Practical help getting started in the Azure cloud

Microsoft Azure – a guide to getting started

When you’re considering Microsoft’s Azure cloud technology for the first time – either evaluating it for your organization, or as a consultant on behalf of another organization – you know you’ll need to get the basic features up and running as painlessly as possible. And then you’ll need to show how these features can be configured and extended to bring real benefits – real enough that someone is willing to pay real money to build and maintain them.

Azure cloud – rushing in is something that you may regret

The danger is that proving its benefits may lead to you rushing into a solution, which makes the fundamental infrastructure not suitable for a production implementation. With on-premises solutions, this is not so important; you can simply tear down the solution and start again. But your tenant in the Azure cloud is not so easy to tear down – so it’s important to get it right first time. For all the ‘how-tos’ out there, there are some options which are not trivial to change, for example, the choice of whether Intune will be driven via a web interface or via integration with System Center Configuration Manager. Rushing into a cloud build is something that you may regret.

A cloud project is often driving towards tangible goals set by a functional need such as device management or content management. To make sure you get everything right requires a broad awareness of the platform, not just a functionally-focused one. Because Microsoft’s Enterprise Mobility + Security Suite (EM+S) is a set of products licensed together, you will often also need to get several functional areas into the room in order to complete your business justification. So it is often not enough to persuade the device management group that EM+S is a good idea – you will need to talk about content security, MFA and ADFS integration as well. Understanding the purpose, capabilities and configuration of all of the components of EM+S is essential to the success of the overall project.

Practical Understanding

There’s a whole bunch of information right here on the web – blogs, articles, how-tos, etc, – but what if you want something a bit more structured, considered and logical? IT professionals we’ve spoken to (and we’ve spoken to a lot) tell us they want a practical step-by-step approach which examines the many options along the way, allows them to understand the possibilities, and test stuff before they try to apply it to their own businesses.

Don’t jump into the cloud alone! Come with us and get it right first time.

We have a number of Microsoft Azure training courses – practical, hands-on course, stuffed with labs that take you step-by-step through the underpinnings of a successful deployment to the Microsoft Azure cloud. Our training explains the individual components and how they fit together. Come and try it out – with expert tutor guidance – in a test environment before you take the plunge. You’re only going to do this once, so be sure you do it right. first time.

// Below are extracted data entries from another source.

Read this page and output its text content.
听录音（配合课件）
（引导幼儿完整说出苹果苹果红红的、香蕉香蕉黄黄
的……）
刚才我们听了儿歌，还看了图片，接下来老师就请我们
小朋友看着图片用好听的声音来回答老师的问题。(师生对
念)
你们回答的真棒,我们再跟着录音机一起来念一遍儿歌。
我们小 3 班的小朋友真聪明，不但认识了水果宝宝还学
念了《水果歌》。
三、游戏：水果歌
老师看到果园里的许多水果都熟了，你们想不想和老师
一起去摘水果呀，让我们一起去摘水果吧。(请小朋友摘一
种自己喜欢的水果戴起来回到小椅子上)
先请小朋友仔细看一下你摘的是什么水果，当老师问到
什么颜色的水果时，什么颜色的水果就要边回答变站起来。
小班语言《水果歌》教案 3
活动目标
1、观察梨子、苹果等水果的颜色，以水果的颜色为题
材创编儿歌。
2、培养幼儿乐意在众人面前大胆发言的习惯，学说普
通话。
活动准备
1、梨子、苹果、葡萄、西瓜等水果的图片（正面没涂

Keeping up to date with Azure Updates

As a practicing identity and security consultant, I find that the constant flow of updates to the functionality in the Microsoft Azure cloud presents a serious challenge: how do I keep up? If I am designing a solution for a customer I ask myself: is there an update to this function on the way? Will there be a better way of achieving this goal in a few weeks? Will I paint the customer into a corner if I use a feature that will soon be superseded by a new development?

The constant flow of new functions from Microsoft is a blessing: we can deploy solutions as the functions become available, rather than waiting years for a new major release of a product. But this blessing harbours a curse: we have to look ahead and be aware of changes as they come along, to avoid the pitfalls I just mentioned.

Because of the speed and frequency of updates to products within the Enterprise Mobility + Security (EMS) such as Azure AD, RMS and Intune, there is often no single, centrally-managed documentation from Microsoft which answers all the questions about architectures and possibilities. A new feature arising in one part of the system may enable the use of a different feature in a new way – but this connection is not necessarily yet documented. Microsoft does publish a series of good and informative blog posts, which, so long you can stay current, are a great foundation for knowledgeable practitioners.